Nie będzie sentymentów ani żadnej miłości do bliźniego. Rozumiesz teraz? Czy piszesz sobie tylko tak by sobie popisać?

537

Odp: Nie wierzę już w miłość...ani w przyjaźń
Kubuś_Puchatek napisał/a:
BEKAśmiechu napisał/a:
Kubuś_Puchatek napisał/a:

Beka - Pan X nie ma być moim partnerem tylko jej. Nie mnie ma się podobać - tylko mojej jż. Nic mi do tego z kim jż będzie sypiać, z kim się będzie spotykać. Jej wybór i jej konsekwencje. Dopóki będzie trzymać tego "idealnego kandydata" z dala od mojego syna - nie zamierzam w to ingerować.

Tak jakby będziesz musiał zaakceptować to, że w razie utrzymania tej relacji, Pan X bedzie spotykał sie także z twoim synem. Może nawet twoj syn go polubi...

Beka - tak po męsku i krótko. Mam w ugodzie zagwarantowany zakaz zbliżania się Pana X do mojego syna. I nie wynika to z mojej złośliwości czy urażonej dumy zdradzonego samca. Wręcz przeciwnie. To był akt dobrej woli skierowany w stronę mojej jż. Dobrej woli - bo już teraz na „dzień dobry” mógłbym jej bardzo  mocno ograniczyć kontakt z synem. A nie o to mi chodzi.  Chce by syn miał też matkę A jeśli interesują Cię szczegóły to napisze Ci tylko, że Pan X ma problem z „twardymi używkami”. Rozumiesz teraz? Jeśli mojej żonie to nie przeszkadza - jej wybór. Zresztą napisała w jednej wiadomości, że ona „to rozumie” i nie będzie z tym walczyć dopóki to nie będzie wpływać negatywnie na inne osoby. Jej może to nie przeszkadzać - ale mnie zdecydowanie tak. I jeśli dowiem się, że „ten Pan” zbliży się do mojego syna - to ograniczę mojej żonie prawa rodzicielskie.
Nie będzie sentymentów ani żadnej miłości do bliźniego. Rozumiesz teraz? Czy piszesz sobie tylko tak by sobie popisać?

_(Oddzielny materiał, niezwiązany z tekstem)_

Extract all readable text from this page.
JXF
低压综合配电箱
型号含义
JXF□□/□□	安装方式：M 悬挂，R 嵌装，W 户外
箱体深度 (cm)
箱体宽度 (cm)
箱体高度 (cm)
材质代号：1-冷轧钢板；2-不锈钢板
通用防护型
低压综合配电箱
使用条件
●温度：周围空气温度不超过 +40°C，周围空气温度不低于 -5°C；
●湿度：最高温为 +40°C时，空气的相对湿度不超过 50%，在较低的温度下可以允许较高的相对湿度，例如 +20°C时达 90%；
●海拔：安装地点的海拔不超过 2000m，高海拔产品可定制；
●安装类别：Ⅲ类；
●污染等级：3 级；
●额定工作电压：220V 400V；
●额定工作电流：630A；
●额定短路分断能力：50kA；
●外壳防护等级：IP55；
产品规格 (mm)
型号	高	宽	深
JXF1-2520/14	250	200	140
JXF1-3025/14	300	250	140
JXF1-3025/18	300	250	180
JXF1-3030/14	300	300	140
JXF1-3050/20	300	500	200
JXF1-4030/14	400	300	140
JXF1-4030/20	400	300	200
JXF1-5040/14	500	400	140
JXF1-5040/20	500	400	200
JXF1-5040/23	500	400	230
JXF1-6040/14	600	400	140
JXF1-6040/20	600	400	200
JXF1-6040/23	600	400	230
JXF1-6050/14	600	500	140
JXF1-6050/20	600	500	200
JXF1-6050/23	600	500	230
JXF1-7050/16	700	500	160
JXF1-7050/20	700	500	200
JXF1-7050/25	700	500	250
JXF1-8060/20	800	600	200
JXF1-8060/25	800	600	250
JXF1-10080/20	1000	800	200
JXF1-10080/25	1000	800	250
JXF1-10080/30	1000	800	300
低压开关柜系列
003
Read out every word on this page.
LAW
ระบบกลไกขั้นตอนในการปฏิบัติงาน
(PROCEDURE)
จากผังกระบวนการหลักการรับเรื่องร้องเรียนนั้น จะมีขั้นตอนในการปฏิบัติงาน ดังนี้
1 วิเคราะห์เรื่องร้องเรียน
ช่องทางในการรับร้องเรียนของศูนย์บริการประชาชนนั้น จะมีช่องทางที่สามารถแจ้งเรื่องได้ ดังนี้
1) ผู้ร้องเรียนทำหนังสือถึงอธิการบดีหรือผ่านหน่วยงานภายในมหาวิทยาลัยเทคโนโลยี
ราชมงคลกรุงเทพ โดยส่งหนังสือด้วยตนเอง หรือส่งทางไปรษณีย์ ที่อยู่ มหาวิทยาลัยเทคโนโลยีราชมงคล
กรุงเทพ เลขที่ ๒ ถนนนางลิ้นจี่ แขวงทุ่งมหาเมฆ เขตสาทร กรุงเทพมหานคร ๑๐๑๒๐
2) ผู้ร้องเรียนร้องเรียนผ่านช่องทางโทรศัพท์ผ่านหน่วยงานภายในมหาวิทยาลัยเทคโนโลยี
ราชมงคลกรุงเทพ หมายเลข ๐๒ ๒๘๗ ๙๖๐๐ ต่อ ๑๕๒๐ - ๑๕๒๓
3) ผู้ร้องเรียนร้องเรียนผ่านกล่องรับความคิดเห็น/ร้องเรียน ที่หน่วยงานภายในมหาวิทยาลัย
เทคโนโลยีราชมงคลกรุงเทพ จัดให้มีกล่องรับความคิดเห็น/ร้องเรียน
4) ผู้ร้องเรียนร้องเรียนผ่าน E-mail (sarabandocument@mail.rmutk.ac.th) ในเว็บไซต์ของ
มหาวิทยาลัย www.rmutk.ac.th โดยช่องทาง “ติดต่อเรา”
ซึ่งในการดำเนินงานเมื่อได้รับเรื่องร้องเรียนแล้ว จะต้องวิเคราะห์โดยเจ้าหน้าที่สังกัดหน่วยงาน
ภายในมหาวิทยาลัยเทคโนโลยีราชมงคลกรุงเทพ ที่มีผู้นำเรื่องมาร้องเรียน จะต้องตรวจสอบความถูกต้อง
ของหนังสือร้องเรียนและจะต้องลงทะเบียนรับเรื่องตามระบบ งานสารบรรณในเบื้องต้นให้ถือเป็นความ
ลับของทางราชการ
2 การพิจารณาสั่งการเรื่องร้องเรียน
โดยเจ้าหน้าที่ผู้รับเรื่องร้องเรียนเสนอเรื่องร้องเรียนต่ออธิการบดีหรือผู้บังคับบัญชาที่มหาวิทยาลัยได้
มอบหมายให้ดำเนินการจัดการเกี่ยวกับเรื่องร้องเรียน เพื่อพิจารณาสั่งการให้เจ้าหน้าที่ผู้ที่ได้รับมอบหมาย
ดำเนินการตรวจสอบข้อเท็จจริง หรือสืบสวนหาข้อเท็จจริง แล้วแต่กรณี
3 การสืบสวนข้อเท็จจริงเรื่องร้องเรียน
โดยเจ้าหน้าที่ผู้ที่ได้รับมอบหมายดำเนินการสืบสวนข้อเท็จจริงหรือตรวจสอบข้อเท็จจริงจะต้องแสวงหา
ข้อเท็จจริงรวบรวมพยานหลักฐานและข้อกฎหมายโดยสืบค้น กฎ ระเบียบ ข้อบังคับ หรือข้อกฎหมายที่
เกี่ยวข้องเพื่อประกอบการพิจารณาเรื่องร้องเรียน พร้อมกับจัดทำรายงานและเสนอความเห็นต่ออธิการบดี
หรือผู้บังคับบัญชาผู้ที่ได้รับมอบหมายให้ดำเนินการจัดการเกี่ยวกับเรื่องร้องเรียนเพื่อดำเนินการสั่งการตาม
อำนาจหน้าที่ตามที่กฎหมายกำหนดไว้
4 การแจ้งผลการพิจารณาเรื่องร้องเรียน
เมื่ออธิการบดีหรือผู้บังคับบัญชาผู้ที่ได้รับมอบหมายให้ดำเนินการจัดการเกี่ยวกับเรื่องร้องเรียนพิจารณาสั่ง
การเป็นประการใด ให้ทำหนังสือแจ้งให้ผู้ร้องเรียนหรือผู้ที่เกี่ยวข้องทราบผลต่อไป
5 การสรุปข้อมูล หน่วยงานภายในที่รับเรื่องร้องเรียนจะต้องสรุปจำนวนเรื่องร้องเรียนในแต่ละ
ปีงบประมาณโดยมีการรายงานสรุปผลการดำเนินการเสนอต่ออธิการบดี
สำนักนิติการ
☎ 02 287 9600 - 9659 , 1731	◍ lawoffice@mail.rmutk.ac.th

Słuchaj, nie jestem prawnikiem, ale ugoda to nie wyrok sądu. Z tego co wiem, to w takiej sytuacji nawet jakby zbliżył się do twojego syna nie oznaczałoby z automatu ograniczenia praw rodzicielskich. To, ze twoja zona coś tam podpisała (ugodę), bez wyroku (a taki jeszcze nie zapadł) oznacza tyle co zeszłoroczny śnieg. A po męsku i krótko to trzeba było w odpowiednim czasie do żony, a nie tu teraz do mnie.

538

Odp: Nie wierzę już w miłość...ani w przyjaźń
Kubuś_Puchatek napisał/a:
BEKAśmiechu napisał/a:
Kubuś_Puchatek napisał/a:

Beka - Pan X nie ma być moim partnerem tylko jej. Nie mnie ma się podobać - tylko mojej jż. Nic mi do tego z kim jż będzie sypiać, z kim się będzie spotykać. Jej wybór i jej konsekwencje. Dopóki będzie trzymać tego "idealnego kandydata" z dala od mojego syna - nie zamierzam w to ingerować.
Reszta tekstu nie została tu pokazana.